Siempre he pensado que hacer recuentos de fin de año constituye una práctica sana e interesante. Lo único que hace falta es un lápiz, una libreta, media hora de reflexión y la honestidad necesaria para emprender el ejercicio. Y siempre existe la opción de prenderle fuego si nos asusta que alguien más nos lea.

Este año, el recuento anual viene acompañado de otra actividad tentadora, la evaluación de una década. Sea como sea, es legítimo preguntarse cuáles cosas han cambiado y cuáles se perfilan en el horizonte.

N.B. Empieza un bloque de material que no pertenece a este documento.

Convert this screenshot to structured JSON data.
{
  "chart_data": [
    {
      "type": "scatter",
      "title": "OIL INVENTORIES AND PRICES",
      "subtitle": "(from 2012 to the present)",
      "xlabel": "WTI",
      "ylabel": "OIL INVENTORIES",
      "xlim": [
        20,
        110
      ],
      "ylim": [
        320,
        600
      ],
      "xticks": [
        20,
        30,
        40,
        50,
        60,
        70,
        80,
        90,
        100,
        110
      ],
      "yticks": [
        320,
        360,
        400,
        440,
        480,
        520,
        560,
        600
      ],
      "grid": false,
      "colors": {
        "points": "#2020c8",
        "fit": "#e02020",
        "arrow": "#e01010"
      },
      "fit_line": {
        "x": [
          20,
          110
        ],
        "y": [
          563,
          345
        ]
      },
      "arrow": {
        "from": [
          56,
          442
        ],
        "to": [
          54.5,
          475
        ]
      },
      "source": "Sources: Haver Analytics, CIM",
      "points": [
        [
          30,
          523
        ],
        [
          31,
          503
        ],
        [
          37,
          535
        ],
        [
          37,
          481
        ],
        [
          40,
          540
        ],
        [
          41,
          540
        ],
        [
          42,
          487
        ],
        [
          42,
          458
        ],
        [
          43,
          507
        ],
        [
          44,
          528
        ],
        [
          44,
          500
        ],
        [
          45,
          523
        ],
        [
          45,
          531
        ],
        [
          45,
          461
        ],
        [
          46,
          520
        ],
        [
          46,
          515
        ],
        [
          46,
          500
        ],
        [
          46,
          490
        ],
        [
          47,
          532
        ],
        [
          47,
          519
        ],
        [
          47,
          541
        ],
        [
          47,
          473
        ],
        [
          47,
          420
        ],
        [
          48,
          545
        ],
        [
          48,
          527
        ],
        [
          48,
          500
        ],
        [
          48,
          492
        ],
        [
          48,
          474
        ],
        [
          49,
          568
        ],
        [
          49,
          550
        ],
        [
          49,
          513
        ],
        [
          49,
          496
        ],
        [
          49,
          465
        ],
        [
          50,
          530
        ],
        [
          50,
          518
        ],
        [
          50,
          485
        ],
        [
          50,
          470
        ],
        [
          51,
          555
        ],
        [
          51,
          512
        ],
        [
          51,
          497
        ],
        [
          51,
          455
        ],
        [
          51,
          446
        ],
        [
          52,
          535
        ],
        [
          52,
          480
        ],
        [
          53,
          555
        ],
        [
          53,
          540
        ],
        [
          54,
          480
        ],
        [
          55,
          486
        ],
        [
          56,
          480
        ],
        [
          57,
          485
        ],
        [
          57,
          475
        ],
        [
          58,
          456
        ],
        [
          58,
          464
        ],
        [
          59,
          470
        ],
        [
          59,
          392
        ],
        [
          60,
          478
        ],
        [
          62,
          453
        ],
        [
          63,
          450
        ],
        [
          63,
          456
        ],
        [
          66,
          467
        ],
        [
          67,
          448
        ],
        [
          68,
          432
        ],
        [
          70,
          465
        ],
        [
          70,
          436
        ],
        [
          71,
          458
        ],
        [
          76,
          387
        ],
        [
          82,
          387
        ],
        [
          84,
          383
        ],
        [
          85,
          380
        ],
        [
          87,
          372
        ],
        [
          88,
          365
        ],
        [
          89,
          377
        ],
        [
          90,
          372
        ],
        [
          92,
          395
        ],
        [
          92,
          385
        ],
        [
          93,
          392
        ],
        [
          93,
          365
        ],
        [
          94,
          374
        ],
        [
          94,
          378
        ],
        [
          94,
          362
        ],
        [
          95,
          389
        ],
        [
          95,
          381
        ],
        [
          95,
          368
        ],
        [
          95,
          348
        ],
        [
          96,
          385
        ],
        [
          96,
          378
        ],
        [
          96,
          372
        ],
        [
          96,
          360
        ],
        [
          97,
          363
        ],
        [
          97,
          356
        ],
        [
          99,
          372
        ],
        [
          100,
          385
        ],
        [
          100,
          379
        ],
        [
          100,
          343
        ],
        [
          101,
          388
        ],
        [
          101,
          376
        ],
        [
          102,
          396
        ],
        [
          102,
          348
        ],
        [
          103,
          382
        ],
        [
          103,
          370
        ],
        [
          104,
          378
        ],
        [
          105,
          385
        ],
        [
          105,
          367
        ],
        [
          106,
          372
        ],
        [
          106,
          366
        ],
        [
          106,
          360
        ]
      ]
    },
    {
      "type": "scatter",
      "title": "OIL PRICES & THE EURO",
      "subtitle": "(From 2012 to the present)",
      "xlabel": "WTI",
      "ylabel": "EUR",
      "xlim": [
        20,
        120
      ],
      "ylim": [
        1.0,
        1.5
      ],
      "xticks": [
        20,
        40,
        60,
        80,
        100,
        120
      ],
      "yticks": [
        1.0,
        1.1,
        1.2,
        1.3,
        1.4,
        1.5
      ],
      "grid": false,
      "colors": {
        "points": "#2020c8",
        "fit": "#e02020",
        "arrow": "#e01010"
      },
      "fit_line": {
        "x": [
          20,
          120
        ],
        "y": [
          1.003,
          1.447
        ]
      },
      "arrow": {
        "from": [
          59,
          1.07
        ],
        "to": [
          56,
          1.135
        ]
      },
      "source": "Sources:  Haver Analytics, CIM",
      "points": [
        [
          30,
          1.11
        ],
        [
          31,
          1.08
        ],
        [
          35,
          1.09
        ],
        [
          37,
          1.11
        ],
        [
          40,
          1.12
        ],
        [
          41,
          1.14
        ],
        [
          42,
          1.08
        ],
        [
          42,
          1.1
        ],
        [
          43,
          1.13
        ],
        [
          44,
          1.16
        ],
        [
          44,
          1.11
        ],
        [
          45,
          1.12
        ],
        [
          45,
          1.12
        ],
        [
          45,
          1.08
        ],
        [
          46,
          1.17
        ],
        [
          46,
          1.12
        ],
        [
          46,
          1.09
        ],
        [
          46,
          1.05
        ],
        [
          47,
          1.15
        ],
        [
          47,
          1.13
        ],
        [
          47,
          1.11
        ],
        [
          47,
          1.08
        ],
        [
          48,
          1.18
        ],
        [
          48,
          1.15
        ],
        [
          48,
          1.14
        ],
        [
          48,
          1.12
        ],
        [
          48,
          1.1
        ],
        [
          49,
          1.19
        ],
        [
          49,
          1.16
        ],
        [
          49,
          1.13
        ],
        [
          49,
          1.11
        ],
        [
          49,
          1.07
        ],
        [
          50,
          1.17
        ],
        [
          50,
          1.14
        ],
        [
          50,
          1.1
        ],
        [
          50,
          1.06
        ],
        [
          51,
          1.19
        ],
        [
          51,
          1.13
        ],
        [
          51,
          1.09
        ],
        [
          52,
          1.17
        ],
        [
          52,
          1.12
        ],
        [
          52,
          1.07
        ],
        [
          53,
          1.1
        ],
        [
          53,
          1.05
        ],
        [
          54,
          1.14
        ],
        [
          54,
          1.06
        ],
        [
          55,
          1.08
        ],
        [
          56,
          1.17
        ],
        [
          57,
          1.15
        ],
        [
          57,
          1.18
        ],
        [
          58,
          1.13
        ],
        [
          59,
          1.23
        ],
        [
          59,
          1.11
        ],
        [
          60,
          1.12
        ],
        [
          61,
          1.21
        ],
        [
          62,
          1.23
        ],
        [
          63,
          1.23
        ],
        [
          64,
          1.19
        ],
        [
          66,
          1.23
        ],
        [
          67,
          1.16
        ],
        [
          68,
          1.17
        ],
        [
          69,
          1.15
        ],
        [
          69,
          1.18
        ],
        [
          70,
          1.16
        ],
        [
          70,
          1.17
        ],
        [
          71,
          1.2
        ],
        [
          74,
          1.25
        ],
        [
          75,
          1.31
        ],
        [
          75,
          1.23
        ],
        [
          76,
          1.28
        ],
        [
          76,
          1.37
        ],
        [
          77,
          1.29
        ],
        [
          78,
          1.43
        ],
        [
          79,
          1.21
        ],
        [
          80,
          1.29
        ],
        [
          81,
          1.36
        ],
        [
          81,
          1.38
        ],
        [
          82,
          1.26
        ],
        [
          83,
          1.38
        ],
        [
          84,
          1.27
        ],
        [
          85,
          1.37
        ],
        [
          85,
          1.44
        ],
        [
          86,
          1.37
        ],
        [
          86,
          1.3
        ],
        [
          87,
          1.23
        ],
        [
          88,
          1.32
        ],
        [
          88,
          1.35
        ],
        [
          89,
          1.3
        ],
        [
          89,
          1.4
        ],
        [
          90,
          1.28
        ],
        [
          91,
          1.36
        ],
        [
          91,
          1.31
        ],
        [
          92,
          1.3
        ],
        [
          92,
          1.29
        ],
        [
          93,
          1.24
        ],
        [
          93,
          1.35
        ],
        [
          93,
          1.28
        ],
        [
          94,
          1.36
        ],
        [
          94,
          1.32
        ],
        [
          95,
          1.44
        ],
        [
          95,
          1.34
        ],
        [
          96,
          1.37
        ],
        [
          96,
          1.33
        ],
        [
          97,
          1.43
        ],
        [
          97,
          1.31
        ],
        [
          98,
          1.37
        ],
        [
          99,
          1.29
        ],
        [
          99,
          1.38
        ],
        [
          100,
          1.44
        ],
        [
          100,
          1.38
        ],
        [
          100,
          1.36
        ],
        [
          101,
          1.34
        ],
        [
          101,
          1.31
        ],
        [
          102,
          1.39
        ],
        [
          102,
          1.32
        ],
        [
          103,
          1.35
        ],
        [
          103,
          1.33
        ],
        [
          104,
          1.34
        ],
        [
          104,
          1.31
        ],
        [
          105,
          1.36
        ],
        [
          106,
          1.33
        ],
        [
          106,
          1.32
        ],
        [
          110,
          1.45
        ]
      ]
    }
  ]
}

En lo que a mí respecta, con excepción de la primera, ninguna otra década me había transformado tanto como esta. Mi cuerpo atravesó en dos ocasiones cambios insospechados: aumento en volumen y en peso, mis glóbulos sanguíneos se duplicaron, mi frecuencia cardiaca se aceleró notablemente hasta que terminé por desdoblarme y alumbrar consecutivamente a dos individuos, que durante estos diez años han dependido de mí para sobrevivir y desarrollarse. Dejé de dormir, dejé de ser dueña de mi tiempo. Mis horarios se sometieron a las necesidades de otros, a sus exigencias. Primero la hora del alimento y la limpieza, después la escuela.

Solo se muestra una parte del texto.